I know the answer to find count of numbers in range 1 to 1000 which are divisble by 2 and 3. But the above question also asks that those numbers must include digits 2 and 3.
Please genaralise your answer beacuse I want to know the answers when there are more or different digits. Like find count of numbers in range 1 to 1000000 which contains digit 5,2,7,8 and divisible by 5,2,7,8.

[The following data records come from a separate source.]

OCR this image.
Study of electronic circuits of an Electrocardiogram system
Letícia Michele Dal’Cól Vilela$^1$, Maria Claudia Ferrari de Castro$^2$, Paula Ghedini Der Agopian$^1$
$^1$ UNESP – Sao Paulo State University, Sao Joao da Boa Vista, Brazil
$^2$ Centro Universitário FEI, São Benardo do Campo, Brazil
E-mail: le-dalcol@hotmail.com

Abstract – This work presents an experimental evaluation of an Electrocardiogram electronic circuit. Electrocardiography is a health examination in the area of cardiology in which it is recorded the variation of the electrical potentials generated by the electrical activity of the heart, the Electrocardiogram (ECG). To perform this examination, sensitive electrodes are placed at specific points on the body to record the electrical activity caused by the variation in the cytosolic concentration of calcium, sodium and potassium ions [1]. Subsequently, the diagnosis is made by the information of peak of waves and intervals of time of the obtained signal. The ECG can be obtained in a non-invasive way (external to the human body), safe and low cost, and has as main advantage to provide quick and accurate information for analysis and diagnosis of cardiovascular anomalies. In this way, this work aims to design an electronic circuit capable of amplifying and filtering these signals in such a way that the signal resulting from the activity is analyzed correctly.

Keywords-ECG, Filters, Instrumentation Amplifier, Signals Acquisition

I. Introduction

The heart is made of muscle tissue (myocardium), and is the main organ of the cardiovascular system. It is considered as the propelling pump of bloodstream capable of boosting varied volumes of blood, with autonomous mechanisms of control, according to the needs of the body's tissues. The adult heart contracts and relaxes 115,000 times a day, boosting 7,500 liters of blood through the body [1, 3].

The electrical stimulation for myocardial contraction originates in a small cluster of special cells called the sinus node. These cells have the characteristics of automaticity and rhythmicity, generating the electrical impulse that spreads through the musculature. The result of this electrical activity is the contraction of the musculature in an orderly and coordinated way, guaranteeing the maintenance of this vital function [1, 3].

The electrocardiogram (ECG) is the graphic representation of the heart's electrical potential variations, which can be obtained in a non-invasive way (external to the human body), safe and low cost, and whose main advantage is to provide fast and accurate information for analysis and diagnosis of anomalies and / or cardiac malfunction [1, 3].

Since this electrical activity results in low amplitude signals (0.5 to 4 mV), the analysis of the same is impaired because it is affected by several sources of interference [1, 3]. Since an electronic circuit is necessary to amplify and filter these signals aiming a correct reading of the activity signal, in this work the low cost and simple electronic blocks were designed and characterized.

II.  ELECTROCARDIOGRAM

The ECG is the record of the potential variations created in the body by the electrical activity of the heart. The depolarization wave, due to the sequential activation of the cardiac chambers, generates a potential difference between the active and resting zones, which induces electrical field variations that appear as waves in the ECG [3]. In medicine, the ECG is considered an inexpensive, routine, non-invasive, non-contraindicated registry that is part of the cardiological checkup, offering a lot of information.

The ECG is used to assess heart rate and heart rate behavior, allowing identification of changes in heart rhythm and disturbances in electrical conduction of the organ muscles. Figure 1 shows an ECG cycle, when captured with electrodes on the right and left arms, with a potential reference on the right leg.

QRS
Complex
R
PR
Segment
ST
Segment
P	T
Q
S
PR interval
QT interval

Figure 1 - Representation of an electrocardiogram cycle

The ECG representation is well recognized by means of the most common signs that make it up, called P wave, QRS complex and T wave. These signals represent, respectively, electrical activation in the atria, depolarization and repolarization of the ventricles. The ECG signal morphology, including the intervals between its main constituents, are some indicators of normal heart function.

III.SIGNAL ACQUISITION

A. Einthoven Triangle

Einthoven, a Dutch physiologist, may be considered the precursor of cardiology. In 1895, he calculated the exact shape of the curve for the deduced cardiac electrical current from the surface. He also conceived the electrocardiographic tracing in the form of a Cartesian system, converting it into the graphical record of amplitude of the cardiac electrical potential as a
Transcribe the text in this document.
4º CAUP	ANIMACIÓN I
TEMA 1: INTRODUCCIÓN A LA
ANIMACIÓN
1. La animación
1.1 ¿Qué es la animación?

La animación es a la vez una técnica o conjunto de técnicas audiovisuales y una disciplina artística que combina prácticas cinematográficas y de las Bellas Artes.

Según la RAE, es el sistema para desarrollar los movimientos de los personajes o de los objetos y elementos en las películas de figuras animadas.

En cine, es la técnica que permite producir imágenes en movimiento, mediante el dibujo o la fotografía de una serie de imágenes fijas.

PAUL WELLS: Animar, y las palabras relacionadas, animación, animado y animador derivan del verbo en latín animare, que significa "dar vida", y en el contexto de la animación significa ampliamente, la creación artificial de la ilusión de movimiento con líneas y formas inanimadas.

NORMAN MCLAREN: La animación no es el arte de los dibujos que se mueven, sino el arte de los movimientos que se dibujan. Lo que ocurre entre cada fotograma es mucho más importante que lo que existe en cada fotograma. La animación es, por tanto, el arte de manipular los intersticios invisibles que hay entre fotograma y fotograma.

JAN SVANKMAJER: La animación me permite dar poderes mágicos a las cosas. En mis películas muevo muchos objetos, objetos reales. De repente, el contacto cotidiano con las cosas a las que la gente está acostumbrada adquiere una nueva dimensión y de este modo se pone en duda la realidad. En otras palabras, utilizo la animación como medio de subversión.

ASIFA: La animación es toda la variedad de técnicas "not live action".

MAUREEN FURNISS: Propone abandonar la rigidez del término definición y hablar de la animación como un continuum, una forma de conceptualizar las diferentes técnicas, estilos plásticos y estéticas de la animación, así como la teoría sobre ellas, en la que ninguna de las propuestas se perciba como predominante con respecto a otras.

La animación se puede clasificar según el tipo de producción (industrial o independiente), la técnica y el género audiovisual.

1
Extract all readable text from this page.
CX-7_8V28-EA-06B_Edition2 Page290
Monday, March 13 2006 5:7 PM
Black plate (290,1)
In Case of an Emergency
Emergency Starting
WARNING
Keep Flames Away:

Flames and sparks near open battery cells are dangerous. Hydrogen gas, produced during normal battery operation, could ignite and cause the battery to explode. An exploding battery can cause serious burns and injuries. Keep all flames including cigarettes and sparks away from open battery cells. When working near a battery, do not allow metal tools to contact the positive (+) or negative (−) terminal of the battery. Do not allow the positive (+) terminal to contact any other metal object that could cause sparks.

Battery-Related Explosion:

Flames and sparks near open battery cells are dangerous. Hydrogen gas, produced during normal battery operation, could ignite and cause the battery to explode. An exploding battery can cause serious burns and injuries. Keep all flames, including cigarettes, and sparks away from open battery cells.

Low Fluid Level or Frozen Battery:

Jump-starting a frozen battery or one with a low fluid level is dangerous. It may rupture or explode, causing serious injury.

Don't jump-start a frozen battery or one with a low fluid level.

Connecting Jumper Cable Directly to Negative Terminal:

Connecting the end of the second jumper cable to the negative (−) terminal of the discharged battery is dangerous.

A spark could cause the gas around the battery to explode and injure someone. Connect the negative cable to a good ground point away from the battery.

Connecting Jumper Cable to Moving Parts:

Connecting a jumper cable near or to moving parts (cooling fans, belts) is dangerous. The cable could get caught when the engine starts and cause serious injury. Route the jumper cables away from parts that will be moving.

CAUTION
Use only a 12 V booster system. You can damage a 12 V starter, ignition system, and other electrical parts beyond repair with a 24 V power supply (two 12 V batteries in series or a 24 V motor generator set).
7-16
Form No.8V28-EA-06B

• You're looking for a multiple of 6 whose decimal representation has a 2 and a 3. There are no such one or two digit numbers. For three digit numbers, you must have $2+3+x$ divisible by 3, where $x$ is the third digit. So $x$ is 1, 4, or 7. But you also need the number to be even. Hence... ? – symplectomorphic Jul 4 '16 at 8:11
• As I see, there's probably no simple way to generalise. Counting is probably the simplest way to do it – Aditya De Saha Jul 4 '16 at 8:26
• I think the problem was specific and wanted you to rely on the fact that the third digit must be 1, 4 or 7 (else it's not divisible by 3) and the number must end in 4 (else it's not divisible by 2). This is certainly not extendable to general cases. – fleablood Jul 6 '16 at 5:59
• Here is the source of the problem: cs.stackexchange.com/q/60267/755 – D.W. Jul 10 '16 at 16:58

$3$-digit numbers containing $[2,3]$ and divisible by $[2,3]$:

• $132$
• $234$
• $312$
• $324$
• $342$
• $372$
• $432$
• $732$

$6$-digit numbers containing $[2,5,7,8]$ and divisible by $[2,5,7,8]$:

• $175280$
• $258720$
• $357280$
• $387520$
• $538720$
• $567280$
• $572880$
• $580720$
• $728560$
• $735280$
• $752080$
• $758240$
• $785120$
• $807520$
• $857920$
• $875280$
• $877520$
• $958720$
• I am not looking for specifically this case. Can you please generalise your answer? If you have to find how many numbers are there in range 1 to 1000000000 having digits a,b,c and divisible by digits a,b,c. where 1<=a,b,c<=9 and a!=b!=c – Mike Jul 4 '16 at 8:25
• @Mike: That depends on the values of $[a,b,c]$. – barak manos Jul 4 '16 at 8:28

A general exact answer seems difficult, but here's a way to get a good estimate that readily generalises. Divisibility by $2$ constrains the last digit; divisibility by $3$ doesn't constrain any digits and can be treated as roughly independent of the other constraints. Thus, if we treat the problem probabilistically, we have the events $D_i$ of containing digit $i$ and $E_i$ of divisibility by $i$, we're looking for $\textsf{Pr}(D_2\cap D_3\cap E_2\cap E_3)$, and we can treat $E_3$ as independent of the three other events and $E_2$ as dependent with $D_2$ and $D_3$ only through the last digit. Then

\begin{align} \def\pr#1{\textsf{Pr}\left(#1\right)} \pr{D_2\cap D_3\cap E_2\cap E_3} &=\pr{D_2\cap D_3\cap E_2}\pr{E_3} \\ &= \frac13\left(\pr{D_2\cap E_2}+\pr{D_3\cap E_2}-\pr{(D_2\cup D_3)\cap E_2}\right) \\ &= \frac13\left(\frac12\left(1-\frac45\left(\frac9{10}\right)^{n-1}\right)+\frac12\left(1-\left(\frac9{10}\right)^{n-1}\right)-\frac12\left(1-\frac45\left(\frac8{10}\right)^{n-1}\right)\right) \\ &= \frac16\left(1-\frac{2\cdot9^n-8^n}{10^n}\right)\;, \end{align}

where $n$ is the number of digits, so the expected count of such numbers would be

$$\frac16\left(10^n-2\cdot9^n+8^n\right)\;.$$

In your case, with $n=3$, this is

$$\frac16\left(10^3-2\cdot9^3+8^3\right)=9\;,$$

in reasonable agreement with the fact that barak manos counted $8$.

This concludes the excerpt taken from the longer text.